Another deal like the one for Allegiant Stadium, where the Raiders play, appears unlikely in Nevada. T-Mobile Arena, which opened in 2017, was privately financed. An arena planned for south of the Las Vegas Strip also wouldn’t rely on public funds.

Las Vegas, however, has shown financing creativity. Its Triple-A baseball stadium received $80 million in 2017 for naming rights from the Las Vegas Convention and Visitors Authority. Room taxes fund the authority, so it was public money in a backdoor sort of way.

Clark County Commissioner Michael Naft, who is on the board of the convention authority, has spoken with A’s representatives about their interest in Las Vegas and said he is aware of the club’s talks with other Nevada officials. He said the A’s are taking a much different approach than the Raiders, who identified Las Vegas early as their choice landing spot after many years of failing to get a new stadium in Oakland.

“When the Raiders decided to come to Las Vegas, they had a clear plan,” Naft said. “You had a clear body that was tasked with assessing the worth and the value, and they committed to the destination. I have not seen that from the Oakland A’s at any level, and it’s not really our job to go out and beg them to come here because we have earned the reputation of the greatest arena on Earth. We have put in both the dollars and the labor to make that the case.

“I think I’ve made myself clear, but from conversations with others, I don’t think I’m alone on that.”

New Nevada Gov. Joe Lombardo “will not raise taxes” to attract the A’s or any other team, his spokeswoman, Elizabeth Ray, said in a statement. But she said the club could qualify for other ongoing “economic development programs,” which could mean tax breaks similar to what Tesla received in 2014.

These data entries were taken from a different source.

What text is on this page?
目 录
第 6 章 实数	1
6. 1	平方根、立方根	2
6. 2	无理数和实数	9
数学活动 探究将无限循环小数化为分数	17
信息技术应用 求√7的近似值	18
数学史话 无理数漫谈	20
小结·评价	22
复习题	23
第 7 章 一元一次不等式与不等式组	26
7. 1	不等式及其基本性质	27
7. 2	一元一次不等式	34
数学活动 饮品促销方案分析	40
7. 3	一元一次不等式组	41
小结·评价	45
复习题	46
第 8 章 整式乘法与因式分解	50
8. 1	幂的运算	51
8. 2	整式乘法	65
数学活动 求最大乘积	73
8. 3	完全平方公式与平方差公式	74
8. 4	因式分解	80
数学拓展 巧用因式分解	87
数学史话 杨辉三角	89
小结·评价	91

Manfred said in December that the A’s relocation fee would be waived if they move to Las Vegas, a savings to the club reportedly of up to $1 billion.

“We’re past any reasonable timeline for the situation in Oakland to be resolved,” Manfred said then.

Naft said Allegiant Stadium filled a hole that went beyond landing an NFL team. It allowed Las Vegas to attract major sporting events such as the Super Bowl and Final Four and major concerts such as Garth Brooks and Elton John that “in many cases we would not otherwise have.”

He said he doesn’t believe a baseball stadium would accomplish that, and sports economist Victor Matheson agreed.

“I think there’s a real question about how much people are willing to watch baseball in Las Vegas,” said Matheson, a professor at College of the Holy Cross in Worcester, Massachusetts. “It’s not like locals don’t have a huge number of entertainment options right now, and it’s not clear exactly how much people might travel to watch baseball in Vegas, either.”

If the A’s truly want to be in Las Vegas, Naft said they need to make that clear.

“I just believe you can’t play destinations against each other,” Naft said. “If you want to come here and you want to be met with open arms, you’ve got to commit.”

Should the A’s fail to reach an agreement in Oakland or Las Vegas, they could consider other destinations such as Charlotte, North Carolina; Nashville; and Portland, Oregon. Whether they would have the time to explore such options is another question.

Oakland has already shown it will watch the Raiders move to Nevada and the Warriors go across the Bay Bridge to San Francisco.

Las Vegas, Matheson noted, is hardly in a desperate situation. He also expressed caution that Las Vegas could go from being among the largest metropolitan areas without a major professional sports team to among the smallest with three franchises.

“So you’ve gone from kind of being under-sported to being over-sported in a short period of time if the A’s were to go there,” Matheson said.